Harsono (1988) mengemukakan bahwa olahraga pada hakikatnya Adalah "the big muscles activities".[18] Hampir sama dengan pendapat Kemal dan Supandi (1990) yang menjelaskan bahwa olahraga pada hakikatnya adalah "aktivitas otot besar yang menggunakan energi tertentu untuk meningkatkan kualitas hidup". Hal ini agak berbeda dengan Abdul Kadir Ateng (1993) mengungkapkan bahwa "ciri-ciri hakiki olahraga adalah: (1) aktivitas fisik, (2) permainan, (3) pertandingan, Ketiganya dipayungi semangat fair play/sportif.[19] Satu-satunya ciri hakiki olahraga yang tertinggal utuh adalah pertandingan, karena itu dikatakan tak ada olahraga tanpa pertandingan. Definisi lain dari olahraga antara lain menurut Rusli Lutan, dkk. (1997) yang mengungkapkan bahwa olahraga "adalah perluasan dari bermain".[20] Menpora RI mengungkapkan bahwa olahraga adalah bentuk-bentuk kegiatan jasmani yang intensif dalam rangka memperoleh rekreasi, kemenangan dan prestasi optimal (Menpora RI).

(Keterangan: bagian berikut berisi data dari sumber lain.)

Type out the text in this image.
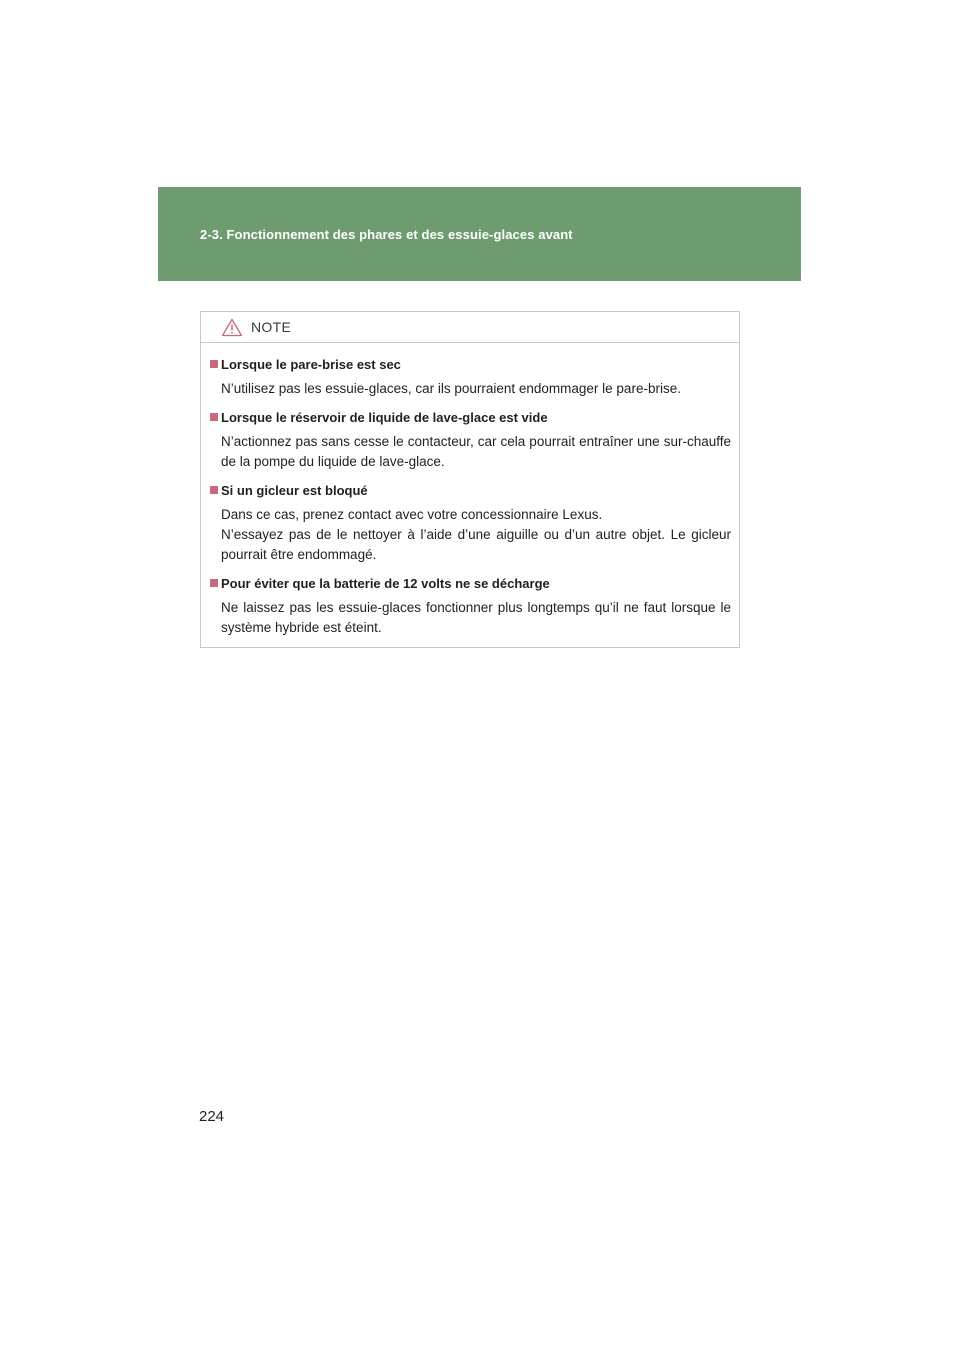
2-3. Fonctionnement des phares et des essuie-glaces avant
NOTE
Lorsque le pare-brise est sec
N’utilisez pas les essuie-glaces, car ils pourraient endommager le pare-brise.
Lorsque le réservoir de liquide de lave-glace est vide
N’actionnez pas sans cesse le contacteur, car cela pourrait entraîner une sur-chauffe de la pompe du liquide de lave-glace.
Si un gicleur est bloqué
Dans ce cas, prenez contact avec votre concessionnaire Lexus.
N’essayez pas de le nettoyer à l’aide d’une aiguille ou d’un autre objet. Le gicleur pourrait être endommagé.
Pour éviter que la batterie de 12 volts ne se décharge
Ne laissez pas les essuie-glaces fonctionner plus longtemps qu’il ne faut lorsque le système hybride est éteint.
224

Kita telah menyadari bahwa pendidikan jasmani dan olahraga adalah laboratorium bagi pengalaman manusia, oleh sebab itu guru pendidikan jasmani harus mencoba mengajarkan etika dan nilai dalam proses belajar mengajar, yang mengarah pada kesempatan untuk membentuk karakter anak. Karakter anak didik yang dimaksud tentunya tidak lepas dari karakter bangsa Indonesia serta kepribadian utuh anak, selain harus dilakukan oleh setiap orangtua dalam keluarga, juga dapat diupayakan melainkan pendidikan nilai di sekolah. Saran yang bisa diangkat yaitu :
1)       Seluruh suasana dan iklim di sekolah sendiri sebagai lingkungan sosial terdekat yang setiap hari dihadapi, selain di keluarga dan masyarakat luas, perlu mencerminkan penghargaan nyata terhadap nilai-nilai kemanusiaan yang mau diperkenalkan dan ditumbuhkembangkan penghayatannya dalam diri peserta didik. Misalnya, kalau sekolah ingin menanamkan nilai keadilan kepada para peserta didik, tetapi di lingkungan sekolah itu mereka terang-terangan menyaksikan berbagai bentuk ketidakadilan, maka di sekolah itu tidak tercipta iklim dan suasana yang mendukung keberhasilan pendidikan nilai. (Seperti praktek jual-beli soal, mark up nilai, pemaksaan pembelian buku dsb).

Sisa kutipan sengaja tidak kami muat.